In a thread, "Russian Composers and Music", TC member JosefinaHW mentioned a recent (2014) doctoral thesis by one Herbert Pauls. It is titled Two Centuries in One: Musical Romanticism and the Twentieth Century and is available here:
http://www.musicweb-international.co...ies_in_one.pdf
It is a long (400 pages plus), thorough, but well-written and easily absorbed treatise that both JosefinaHW and I can recommend as very valuable background information for any discussion of the topics of "modernism", "tonal" v. "atonal", "Romanticism", "Neo-Romanticism" etc. that have so troubled the Forum recently. Pauls' argument in a nutshell, which he supports with some very interesting lists and tables, is that musical Romanticism/Neo-Romanticism overwhelmingly dominates the Twentieth Century, for which thesis he offers many arguments and much data.

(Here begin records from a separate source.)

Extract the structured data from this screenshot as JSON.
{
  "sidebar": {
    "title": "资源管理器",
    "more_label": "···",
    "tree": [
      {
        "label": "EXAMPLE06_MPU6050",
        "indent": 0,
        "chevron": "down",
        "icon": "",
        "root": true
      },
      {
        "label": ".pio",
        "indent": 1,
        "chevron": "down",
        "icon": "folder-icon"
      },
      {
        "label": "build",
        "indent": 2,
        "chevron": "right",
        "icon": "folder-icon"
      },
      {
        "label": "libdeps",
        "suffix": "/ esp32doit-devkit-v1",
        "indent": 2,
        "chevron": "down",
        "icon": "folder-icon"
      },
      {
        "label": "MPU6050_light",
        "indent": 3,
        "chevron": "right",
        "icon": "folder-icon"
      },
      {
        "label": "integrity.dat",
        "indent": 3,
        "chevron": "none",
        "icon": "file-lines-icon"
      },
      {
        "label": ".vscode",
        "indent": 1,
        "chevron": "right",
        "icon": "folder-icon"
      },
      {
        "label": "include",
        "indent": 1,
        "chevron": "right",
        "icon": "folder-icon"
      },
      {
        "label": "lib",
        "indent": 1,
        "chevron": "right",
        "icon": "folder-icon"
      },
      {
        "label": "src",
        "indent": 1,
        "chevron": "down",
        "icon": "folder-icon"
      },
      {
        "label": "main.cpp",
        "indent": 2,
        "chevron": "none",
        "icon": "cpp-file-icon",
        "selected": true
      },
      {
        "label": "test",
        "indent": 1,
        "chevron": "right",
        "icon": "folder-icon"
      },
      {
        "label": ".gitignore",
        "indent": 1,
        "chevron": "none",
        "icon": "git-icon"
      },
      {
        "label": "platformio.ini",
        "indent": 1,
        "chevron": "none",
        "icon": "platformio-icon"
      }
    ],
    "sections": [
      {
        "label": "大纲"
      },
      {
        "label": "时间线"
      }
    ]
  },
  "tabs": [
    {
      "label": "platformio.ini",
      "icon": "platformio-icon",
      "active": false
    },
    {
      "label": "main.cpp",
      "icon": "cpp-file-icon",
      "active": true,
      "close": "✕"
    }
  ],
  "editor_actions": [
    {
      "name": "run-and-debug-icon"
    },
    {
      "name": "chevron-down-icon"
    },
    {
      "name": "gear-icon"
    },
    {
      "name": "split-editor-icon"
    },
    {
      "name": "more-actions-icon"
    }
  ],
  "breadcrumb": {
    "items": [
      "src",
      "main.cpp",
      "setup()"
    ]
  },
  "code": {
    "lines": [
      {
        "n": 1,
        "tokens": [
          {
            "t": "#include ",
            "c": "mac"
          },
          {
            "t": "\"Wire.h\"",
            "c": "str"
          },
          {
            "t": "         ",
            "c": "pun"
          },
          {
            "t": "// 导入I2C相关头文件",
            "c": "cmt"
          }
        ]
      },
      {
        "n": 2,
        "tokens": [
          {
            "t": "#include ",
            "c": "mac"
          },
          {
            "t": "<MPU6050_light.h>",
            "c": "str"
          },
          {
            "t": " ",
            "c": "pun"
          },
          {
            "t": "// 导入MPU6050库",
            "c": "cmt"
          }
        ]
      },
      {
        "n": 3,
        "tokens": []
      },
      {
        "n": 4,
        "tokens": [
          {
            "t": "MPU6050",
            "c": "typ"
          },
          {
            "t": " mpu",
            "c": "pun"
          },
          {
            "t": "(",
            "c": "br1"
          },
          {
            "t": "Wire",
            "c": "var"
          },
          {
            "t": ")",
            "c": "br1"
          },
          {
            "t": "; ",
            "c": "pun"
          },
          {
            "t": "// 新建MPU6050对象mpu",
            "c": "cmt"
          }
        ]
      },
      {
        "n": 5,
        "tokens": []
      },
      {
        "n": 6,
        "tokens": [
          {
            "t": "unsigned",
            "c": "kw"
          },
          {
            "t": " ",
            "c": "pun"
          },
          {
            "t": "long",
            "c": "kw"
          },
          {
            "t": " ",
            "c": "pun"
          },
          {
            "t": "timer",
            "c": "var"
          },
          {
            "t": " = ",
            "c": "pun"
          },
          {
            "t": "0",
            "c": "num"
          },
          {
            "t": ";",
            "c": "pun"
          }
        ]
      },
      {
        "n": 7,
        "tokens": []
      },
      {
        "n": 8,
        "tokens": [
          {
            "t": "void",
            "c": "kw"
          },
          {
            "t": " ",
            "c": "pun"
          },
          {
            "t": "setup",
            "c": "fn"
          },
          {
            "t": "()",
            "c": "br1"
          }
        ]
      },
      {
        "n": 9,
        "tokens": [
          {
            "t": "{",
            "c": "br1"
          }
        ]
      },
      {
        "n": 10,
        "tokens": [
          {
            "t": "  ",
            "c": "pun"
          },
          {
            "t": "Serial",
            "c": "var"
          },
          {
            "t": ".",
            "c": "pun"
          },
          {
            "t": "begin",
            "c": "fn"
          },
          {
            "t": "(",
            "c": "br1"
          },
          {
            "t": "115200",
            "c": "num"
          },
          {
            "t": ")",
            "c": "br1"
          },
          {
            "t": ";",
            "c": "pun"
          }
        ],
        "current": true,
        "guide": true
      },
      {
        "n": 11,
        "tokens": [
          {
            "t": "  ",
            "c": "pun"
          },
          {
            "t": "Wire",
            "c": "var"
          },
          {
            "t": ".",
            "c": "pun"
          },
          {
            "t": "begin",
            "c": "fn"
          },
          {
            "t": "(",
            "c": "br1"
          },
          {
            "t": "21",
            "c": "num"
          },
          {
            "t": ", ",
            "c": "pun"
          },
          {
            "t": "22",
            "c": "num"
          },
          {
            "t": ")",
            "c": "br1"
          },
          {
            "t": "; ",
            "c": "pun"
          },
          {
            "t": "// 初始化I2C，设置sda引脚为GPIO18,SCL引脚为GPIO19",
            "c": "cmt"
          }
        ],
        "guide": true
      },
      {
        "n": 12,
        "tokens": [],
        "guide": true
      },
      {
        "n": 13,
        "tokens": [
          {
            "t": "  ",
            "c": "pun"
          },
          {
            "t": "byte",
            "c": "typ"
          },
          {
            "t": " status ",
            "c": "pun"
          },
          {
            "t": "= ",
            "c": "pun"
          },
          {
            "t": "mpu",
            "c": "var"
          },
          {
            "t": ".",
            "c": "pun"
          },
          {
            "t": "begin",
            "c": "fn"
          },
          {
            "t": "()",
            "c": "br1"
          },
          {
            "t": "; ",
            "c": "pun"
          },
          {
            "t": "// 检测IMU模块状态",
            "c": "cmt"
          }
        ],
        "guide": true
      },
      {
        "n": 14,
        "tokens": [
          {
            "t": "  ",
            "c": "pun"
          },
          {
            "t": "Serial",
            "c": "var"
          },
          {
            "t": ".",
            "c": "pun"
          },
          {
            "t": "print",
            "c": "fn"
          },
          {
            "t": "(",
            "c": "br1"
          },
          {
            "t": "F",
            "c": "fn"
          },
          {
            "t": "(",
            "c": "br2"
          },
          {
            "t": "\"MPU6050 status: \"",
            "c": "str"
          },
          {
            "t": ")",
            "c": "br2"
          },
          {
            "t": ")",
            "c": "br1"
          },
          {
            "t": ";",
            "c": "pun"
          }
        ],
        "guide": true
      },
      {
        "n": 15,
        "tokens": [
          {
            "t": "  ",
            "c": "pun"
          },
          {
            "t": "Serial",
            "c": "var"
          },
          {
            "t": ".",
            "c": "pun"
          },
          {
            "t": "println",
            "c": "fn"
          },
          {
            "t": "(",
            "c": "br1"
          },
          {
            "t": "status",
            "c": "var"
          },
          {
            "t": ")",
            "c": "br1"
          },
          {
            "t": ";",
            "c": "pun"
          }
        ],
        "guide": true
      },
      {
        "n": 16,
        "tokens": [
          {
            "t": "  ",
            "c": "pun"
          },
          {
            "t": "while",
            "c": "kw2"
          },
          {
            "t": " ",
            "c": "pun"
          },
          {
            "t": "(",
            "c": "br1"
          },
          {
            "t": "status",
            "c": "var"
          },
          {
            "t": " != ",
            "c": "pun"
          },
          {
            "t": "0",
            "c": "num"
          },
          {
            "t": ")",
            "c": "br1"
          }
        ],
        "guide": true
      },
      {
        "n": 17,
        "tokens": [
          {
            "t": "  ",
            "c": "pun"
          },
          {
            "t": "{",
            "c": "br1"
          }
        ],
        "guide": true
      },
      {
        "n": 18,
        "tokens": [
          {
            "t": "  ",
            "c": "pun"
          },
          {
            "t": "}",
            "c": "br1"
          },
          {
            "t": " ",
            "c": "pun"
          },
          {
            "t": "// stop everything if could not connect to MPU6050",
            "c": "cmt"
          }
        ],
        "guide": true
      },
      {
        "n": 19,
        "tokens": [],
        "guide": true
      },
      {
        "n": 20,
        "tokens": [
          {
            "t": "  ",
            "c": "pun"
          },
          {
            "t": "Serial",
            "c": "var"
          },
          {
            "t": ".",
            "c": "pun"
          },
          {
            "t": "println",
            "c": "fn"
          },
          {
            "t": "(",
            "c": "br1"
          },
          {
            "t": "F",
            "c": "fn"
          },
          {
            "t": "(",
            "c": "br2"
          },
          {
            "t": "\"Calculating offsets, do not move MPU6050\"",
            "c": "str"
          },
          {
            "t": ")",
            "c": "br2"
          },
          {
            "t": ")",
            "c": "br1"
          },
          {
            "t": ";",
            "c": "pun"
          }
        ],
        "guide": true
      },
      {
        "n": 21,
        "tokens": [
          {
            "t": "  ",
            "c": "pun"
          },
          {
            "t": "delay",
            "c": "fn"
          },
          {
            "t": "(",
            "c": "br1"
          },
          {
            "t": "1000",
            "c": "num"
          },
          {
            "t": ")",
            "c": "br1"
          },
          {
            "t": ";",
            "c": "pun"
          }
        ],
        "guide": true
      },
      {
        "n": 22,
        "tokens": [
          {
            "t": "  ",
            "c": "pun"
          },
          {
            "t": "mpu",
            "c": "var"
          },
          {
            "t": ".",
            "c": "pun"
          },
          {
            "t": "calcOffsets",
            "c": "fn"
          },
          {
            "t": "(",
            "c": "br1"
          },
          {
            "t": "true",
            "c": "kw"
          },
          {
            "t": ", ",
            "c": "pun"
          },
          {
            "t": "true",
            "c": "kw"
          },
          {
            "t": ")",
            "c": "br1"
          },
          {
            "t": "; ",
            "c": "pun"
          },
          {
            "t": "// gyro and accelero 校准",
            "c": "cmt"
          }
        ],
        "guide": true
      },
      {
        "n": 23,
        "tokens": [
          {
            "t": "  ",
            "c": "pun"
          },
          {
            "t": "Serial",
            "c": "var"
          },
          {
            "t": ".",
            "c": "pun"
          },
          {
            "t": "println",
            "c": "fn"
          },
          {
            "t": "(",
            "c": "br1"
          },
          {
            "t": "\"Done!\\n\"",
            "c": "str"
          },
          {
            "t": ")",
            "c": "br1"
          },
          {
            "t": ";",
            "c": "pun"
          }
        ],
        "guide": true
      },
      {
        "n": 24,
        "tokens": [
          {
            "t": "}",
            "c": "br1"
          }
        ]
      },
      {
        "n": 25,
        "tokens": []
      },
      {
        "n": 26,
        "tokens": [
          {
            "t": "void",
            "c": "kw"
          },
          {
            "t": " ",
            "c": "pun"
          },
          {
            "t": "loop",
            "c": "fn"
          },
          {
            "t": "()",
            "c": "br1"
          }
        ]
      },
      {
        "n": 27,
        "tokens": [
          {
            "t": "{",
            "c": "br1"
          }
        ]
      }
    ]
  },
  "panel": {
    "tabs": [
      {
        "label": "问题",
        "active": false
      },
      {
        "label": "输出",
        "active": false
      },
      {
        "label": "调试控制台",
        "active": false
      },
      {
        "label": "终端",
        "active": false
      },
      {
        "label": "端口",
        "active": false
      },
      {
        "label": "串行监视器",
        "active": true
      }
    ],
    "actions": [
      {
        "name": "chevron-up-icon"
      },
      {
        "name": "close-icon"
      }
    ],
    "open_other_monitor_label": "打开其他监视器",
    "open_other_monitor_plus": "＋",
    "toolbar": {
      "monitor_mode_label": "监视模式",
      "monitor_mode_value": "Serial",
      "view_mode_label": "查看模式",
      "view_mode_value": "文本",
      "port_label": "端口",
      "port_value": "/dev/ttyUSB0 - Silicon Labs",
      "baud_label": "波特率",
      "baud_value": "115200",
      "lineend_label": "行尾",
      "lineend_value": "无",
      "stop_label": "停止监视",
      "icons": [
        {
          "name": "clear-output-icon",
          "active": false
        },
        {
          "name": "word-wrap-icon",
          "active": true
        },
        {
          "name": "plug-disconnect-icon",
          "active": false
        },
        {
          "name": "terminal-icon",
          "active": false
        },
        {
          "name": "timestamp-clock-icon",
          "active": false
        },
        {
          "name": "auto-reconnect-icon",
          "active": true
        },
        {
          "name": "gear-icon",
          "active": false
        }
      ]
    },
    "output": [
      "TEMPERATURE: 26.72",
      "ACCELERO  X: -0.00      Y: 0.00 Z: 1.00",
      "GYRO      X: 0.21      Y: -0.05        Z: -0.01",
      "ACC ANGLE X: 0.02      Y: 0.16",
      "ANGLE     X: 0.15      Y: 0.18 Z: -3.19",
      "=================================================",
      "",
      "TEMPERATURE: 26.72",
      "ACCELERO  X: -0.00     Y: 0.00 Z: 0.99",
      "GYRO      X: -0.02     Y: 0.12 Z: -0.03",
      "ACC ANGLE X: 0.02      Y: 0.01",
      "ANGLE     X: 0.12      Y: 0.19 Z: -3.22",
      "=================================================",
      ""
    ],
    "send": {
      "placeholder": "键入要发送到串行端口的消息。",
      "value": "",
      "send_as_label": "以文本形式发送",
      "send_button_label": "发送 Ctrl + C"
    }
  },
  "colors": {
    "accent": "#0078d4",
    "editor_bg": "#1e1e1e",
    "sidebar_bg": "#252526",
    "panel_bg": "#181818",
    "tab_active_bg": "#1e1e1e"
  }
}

A corollary of this is that it would be very difficult to realize this if one relied primarily (until recently) on the major music history texts, which offer a significantly different view of the past hundred years. Pauls' Table 2 on pp. 51-52 is particularly enlightening. Of course, the thesis has nothing to do with whether any particular person should or should not like or listen to any particular kind or piece of music. It really is all a matter of taste.
It would be useful to have the comments of those who commit themselves to reading the work, and there is certainly no time pressure to do so.